From the judgment rendered in harmony with the court's findings of fact and conclusions of law Virgil Fallon, defendant in the case brought by the widow, has appealed, and in the other case the administrator has appealed from the judgment of the court dismissing his action. In this court the two appeals were consolidated. The portions of our statute (G.S. 1949) necessary to be considered are as follows:"Section 60-3203. When the death of one is caused by the wrongful act or omission of another, the personal representatives of the former may maintain an action therefor against the latter or his personal representative if the former might have maintained an action had he lived against the latter for an injury for the same act or omission. The action must be commenced within two years. In any such action, the court or jury may award such damages as may seem fair and just under all the facts and circumstances, but the damages cannot exceed fifteen thousand dollars and must inure to the exclusive benefit of the surviving spouse and children, if any, or next of kin, to be distributed in the same manner as personal property of the deceased.... "Section 60-3204. That in all cases where the residence of the party whose death has been or hereafter shall be caused as set forth in the next preceding section is or has been at the time of his death in any other state or territory, or when, being a resident of this state, no personal representative is or has been appointed, the action provided in said section may be brought by the widow, or where there is no widow, by the next of kin of such deceased."

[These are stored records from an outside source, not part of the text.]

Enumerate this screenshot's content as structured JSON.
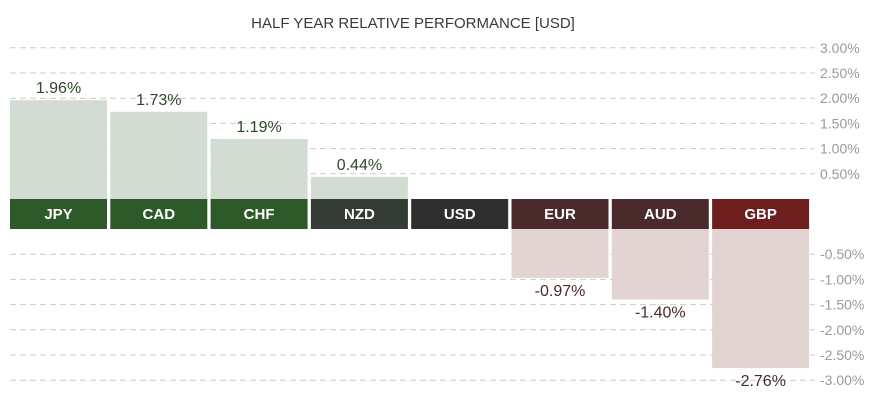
{
  "chart_data": {
    "type": "bar",
    "title": "HALF YEAR RELATIVE PERFORMANCE  [USD]",
    "xlabel": "",
    "ylabel": "",
    "categories": [
      "JPY",
      "CAD",
      "CHF",
      "NZD",
      "USD",
      "EUR",
      "AUD",
      "GBP"
    ],
    "values": [
      1.96,
      1.73,
      1.19,
      0.44,
      0.0,
      -0.97,
      -1.4,
      -2.76
    ],
    "value_labels": [
      "1.96%",
      "1.73%",
      "1.19%",
      "0.44%",
      "",
      "-0.97%",
      "-1.40%",
      "-2.76%"
    ],
    "ylim": [
      -3.0,
      3.0
    ],
    "positive_ticks": [
      "3.00%",
      "2.50%",
      "2.00%",
      "1.50%",
      "1.00%",
      "0.50%"
    ],
    "positive_tick_values": [
      3.0,
      2.5,
      2.0,
      1.5,
      1.0,
      0.5
    ],
    "negative_ticks": [
      "-0.50%",
      "-1.00%",
      "-1.50%",
      "-2.00%",
      "-2.50%",
      "-3.00%"
    ],
    "negative_tick_values": [
      -0.5,
      -1.0,
      -1.5,
      -2.0,
      -2.5,
      -3.0
    ],
    "grid": true,
    "legend": "none",
    "colors": {
      "positive_bar": "#d3dcd3",
      "negative_bar": "#e3d4d4",
      "grid": "#cccccc",
      "positive_text": "#2e4a2a",
      "negative_text": "#4a2a2a",
      "cat_fills": [
        "#2e5a2a",
        "#2e5a2a",
        "#2e5a2a",
        "#353b35",
        "#2f2f2f",
        "#4a2a2a",
        "#4a2a2a",
        "#6e1e1e"
      ]
    }
  }
}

We have no occasion to write a thesis on our wrongful death statute further than to say it is not a common-law action for damages. Relief for wrongful death originated with an act of the British Parliament (9 & 10 Victoriae, Chapter 93, effective August *819 26, 1846, commonly known as Lord Campbell's Act. See Goodyear, Administratrix, v. Railway Co., 114 Kan. 557, 572, 220 Pac. 282, where it is set out in full). It was soon adopted in most of our states and in Kansas, first by our territorial legislature (Chap. 1, Laws 1859; see G.L. 1862, Chap. 3). As amended from time to time by our legislature it now appears as G.S. 1949, 60-3203, a part of which is quoted above. It is designed to be for the "benefit of the surviving spouse and children, if any, or next of kin" of the deceased. As originally enacted in this state the only person who could bring the action was the personal representative of the deceased. In this state by 1889 experience had developed that in certain cases someone else should be authorized to maintain the action. To remedy this situation our legislature enacted Chapter 131, Laws of 1889, which, as amended, is now G.S. 1949, 60-3204, quoted above. It will be observed this statute authorized the action to be brought in one or the other of two situations. The first is when the residence of the party whose death was caused by the wrongful act or omission of another was at the time of his death in any other state or territory than Kansas. This is the situation which existed in these cases. The decedent, William L. Riley, was a resident of Lampasas, Texas, at the time of his death in Kansas. It was perfectly proper for his widow to bring an action in Kansas for the wrongful death of her husband. That is what she did. It follows the trial court was correct in its conclusion of law that the case of Nova J. Riley v. Virgil Fallon was lawfully commenced, and was also correct in dismissing the action brought by the administrator. This is about all there is to this case.
Capable and diligent counsel have cited and commented upon a number of our earlier decisions and other authorities, but concede that none of them is directly in point. We have examined all authorities cited and others, but find no necessity to discuss them at length and distinguish them.
The judgment of the trial court is affirmed.